Curry and Pepper is a 1990 Hong Kong action comedy film directed by Blackie Ko and starring Jacky Cheung and Stephen Chow. This film is Cheung and Chow's second film collaboration after the 1988 film, Faithfully Yours.

==Plot==
Curry and Pepper are two CID detectives who do not take their jobs seriously. When newspaper reporter Joey Law decides to film a documentary about daily police life, she chooses to film Curry and Pepper. As Curry and Pepper fight for Joey's affection, their friendship is seriously jeopardised. Eventually, the two reconcile and work together to take down a vicious hit man named Abalone.

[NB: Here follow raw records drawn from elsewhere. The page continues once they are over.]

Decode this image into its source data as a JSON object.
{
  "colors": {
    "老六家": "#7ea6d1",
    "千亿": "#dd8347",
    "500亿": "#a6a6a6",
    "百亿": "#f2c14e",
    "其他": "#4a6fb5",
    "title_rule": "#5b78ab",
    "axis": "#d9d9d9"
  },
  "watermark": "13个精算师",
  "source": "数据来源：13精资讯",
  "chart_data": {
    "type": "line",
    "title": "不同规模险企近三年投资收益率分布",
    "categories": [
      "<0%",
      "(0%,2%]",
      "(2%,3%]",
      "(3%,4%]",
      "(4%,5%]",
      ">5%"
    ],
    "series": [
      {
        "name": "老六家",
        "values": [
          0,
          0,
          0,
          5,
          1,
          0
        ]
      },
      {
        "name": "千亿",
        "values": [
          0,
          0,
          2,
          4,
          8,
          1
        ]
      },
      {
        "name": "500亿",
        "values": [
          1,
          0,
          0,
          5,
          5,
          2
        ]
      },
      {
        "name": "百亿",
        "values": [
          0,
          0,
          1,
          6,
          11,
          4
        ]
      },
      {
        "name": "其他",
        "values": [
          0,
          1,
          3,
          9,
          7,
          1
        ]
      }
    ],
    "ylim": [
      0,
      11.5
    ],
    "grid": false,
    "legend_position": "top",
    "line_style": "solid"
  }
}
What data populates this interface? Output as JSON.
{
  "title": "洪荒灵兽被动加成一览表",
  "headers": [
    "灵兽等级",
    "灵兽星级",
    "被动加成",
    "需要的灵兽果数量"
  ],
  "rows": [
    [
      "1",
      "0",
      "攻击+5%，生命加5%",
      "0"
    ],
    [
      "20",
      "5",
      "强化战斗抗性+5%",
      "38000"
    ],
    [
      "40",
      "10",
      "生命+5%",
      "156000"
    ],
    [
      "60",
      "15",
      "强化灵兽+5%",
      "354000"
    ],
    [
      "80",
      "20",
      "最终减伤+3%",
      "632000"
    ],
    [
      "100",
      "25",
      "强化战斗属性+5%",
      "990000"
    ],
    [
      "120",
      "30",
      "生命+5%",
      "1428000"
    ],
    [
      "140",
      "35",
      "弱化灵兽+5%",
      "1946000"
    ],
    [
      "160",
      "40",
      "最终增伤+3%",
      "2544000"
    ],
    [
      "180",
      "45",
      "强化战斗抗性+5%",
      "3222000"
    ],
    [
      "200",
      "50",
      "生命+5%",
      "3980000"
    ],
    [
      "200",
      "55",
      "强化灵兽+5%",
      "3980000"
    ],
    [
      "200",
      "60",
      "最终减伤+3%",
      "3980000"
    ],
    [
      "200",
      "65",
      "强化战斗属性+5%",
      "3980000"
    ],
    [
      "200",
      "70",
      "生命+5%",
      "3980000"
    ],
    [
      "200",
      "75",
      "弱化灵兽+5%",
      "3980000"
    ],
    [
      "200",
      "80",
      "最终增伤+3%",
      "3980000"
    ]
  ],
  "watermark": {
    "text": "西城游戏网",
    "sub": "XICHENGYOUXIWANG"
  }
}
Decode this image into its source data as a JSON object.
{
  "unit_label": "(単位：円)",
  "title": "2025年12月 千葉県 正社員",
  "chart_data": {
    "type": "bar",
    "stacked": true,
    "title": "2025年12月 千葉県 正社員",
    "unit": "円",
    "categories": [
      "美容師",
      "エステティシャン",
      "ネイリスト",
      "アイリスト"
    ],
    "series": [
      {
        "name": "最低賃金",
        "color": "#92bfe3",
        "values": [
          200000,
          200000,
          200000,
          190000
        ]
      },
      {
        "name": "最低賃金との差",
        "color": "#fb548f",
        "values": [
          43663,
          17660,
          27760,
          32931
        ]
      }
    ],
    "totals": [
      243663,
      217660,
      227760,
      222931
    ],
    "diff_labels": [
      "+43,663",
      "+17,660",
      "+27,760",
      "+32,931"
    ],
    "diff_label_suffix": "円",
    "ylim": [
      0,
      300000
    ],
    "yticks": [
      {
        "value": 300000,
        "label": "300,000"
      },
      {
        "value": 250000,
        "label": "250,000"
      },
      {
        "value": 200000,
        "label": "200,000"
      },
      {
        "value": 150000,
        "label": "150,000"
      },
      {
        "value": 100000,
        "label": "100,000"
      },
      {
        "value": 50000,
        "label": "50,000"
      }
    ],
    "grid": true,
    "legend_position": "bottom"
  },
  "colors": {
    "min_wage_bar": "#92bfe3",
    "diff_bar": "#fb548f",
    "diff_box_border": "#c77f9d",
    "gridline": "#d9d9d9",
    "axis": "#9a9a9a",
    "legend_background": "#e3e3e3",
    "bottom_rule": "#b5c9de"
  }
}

Later, they are dealing against North Korea Communists and kill them all for entering Hong Kong for with no permission.

==Cast==

| Name | Role |
|---|---|
| Jacky Cheung | as Curry (Wong Ka-lei) |
| Stephen Chow | as Pepper (Chiu Man-keung) |
| Blackie Ko | as Abalone |
| John Shum | as Chin Wontons |
| Barry Wong | as Chief Inspector Chow |
| Fruit Chan | as Kuo |
| Eric Tsang | as Ten |
| Ann Bridgewater [sv] | as Joey Law |
| Chow Mei-yan | as Anna |
| Michael Dinga | as Chief Inspector Ma |
| Billy Ching | as Dog |
| Fung Yuen-chi | as General |
| Lau Yuk-kei | as General's killer |
| Szeto Chi-keung | as General's killer |
| Garry Chan | as Druggy Ma Chen |
| Cheung Ying-wah | as Drug Addict Chuen |
| Yeung Wan-king | as Bearded burglar |

==Box office==
This film grossed HK$15,777,856 in its theatrical run in Hong Kong from 24 May to 29 June 1990.